Hollywood, helped by the US government, has built pan-European distribution networks. Cinema is under almost total US domination, with 80 per cent of box-office receipts in Europe going to Hollywood. Free-marketeers say that with more television channels there will be room for Starsky and Hutch as well as Germinal. However, this too is a deception, say the regulators.
Britain operates the slackest rules against US media giants, letting them broadcast by satellite to Europe without restrictions; Commission officials say quotas would work if properly enforced. "Without quotas it will soon be 100-per-cent American shows on television. In five to 10 years it will even be true for the BBC," said Mr Toubon. "I say to Sir Leon: `It is I who am the liberal because it is I who am against this monopoly.' And I say: `Why do you protect European aircraft industries without protecting our culture?' "

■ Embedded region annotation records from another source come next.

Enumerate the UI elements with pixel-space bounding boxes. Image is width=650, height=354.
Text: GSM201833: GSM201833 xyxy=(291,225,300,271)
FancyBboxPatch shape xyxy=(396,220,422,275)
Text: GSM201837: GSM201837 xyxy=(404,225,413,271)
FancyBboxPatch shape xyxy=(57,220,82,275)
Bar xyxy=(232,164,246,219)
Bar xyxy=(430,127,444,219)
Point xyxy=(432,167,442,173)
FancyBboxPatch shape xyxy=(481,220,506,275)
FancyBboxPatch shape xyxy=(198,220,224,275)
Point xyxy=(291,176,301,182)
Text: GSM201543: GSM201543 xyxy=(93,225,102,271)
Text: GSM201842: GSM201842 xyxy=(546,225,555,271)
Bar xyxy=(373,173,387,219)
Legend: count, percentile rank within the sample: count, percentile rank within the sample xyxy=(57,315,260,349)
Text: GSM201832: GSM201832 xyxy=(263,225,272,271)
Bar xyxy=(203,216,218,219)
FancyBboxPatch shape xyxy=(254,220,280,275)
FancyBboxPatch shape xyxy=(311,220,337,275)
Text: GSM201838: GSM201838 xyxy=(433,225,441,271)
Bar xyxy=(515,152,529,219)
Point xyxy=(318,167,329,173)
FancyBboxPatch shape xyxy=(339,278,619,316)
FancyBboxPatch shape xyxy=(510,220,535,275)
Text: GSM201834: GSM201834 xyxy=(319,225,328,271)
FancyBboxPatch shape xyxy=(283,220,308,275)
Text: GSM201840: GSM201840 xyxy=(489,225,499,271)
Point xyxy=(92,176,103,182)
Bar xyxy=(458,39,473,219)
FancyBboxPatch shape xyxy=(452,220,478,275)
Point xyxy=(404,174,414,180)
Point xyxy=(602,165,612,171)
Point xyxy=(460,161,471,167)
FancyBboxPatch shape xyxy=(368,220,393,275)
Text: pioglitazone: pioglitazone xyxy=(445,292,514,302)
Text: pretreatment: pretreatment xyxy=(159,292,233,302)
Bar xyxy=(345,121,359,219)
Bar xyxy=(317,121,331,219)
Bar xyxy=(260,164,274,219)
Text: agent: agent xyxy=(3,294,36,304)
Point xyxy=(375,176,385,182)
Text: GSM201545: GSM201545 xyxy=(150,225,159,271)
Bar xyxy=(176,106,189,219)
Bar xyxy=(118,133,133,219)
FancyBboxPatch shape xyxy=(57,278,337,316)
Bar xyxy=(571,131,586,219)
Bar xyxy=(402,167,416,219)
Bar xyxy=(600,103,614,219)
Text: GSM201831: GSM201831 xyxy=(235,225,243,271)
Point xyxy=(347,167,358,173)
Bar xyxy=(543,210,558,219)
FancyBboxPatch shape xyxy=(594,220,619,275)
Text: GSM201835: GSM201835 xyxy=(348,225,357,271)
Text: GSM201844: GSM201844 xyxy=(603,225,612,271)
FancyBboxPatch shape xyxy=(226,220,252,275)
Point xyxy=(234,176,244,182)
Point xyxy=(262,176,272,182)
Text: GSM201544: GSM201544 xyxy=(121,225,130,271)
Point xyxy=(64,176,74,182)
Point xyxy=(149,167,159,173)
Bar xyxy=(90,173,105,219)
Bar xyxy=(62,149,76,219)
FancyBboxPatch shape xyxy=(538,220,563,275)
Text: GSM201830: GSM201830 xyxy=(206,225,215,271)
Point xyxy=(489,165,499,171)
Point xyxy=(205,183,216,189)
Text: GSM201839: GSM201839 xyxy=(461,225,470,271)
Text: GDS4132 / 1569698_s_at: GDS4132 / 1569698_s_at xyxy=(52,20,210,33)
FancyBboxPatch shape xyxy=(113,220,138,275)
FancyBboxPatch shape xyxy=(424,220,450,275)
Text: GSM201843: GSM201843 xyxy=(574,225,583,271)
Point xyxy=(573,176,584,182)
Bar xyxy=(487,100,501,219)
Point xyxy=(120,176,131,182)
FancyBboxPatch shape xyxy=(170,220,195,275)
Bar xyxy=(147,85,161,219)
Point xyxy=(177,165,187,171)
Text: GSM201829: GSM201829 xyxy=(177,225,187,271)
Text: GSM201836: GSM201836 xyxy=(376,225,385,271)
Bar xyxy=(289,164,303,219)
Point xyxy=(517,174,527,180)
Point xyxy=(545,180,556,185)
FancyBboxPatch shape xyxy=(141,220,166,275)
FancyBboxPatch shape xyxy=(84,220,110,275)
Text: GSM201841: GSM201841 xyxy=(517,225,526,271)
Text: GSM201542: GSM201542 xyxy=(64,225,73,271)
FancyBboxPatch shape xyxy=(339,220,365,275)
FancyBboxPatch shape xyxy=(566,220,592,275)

It looks likely that the Commission, charged with proposing new measures, will produce a compromise, but the way has been cleared for abandoning quotas. However, the argument over Europe's cultural indentity will not end there.
The French say Europe must now regulate US domination of the multi-media market, which will offer viewers English-language television shopping, chat-lines and much more. Already multi-media giants are snapping up European art for conversion into audio-visual display on CD-ROM. The rights to market the National Gallery's paintings on CD have been bought by the US Microsoft company, which is believed to be eyeing the Louvre. Economists predict that a European audio-visual industry could support four million jobs but not if the Americans get there first.
"If Europe follows France's lead, I am optimistic we can win. If not, all will be lost. France is the only country giving priority to preserving Europe's popular living culture. We give culture the same priority as the economy and agriculture," said Mr Toubon. "Europe must have a cultural personalty."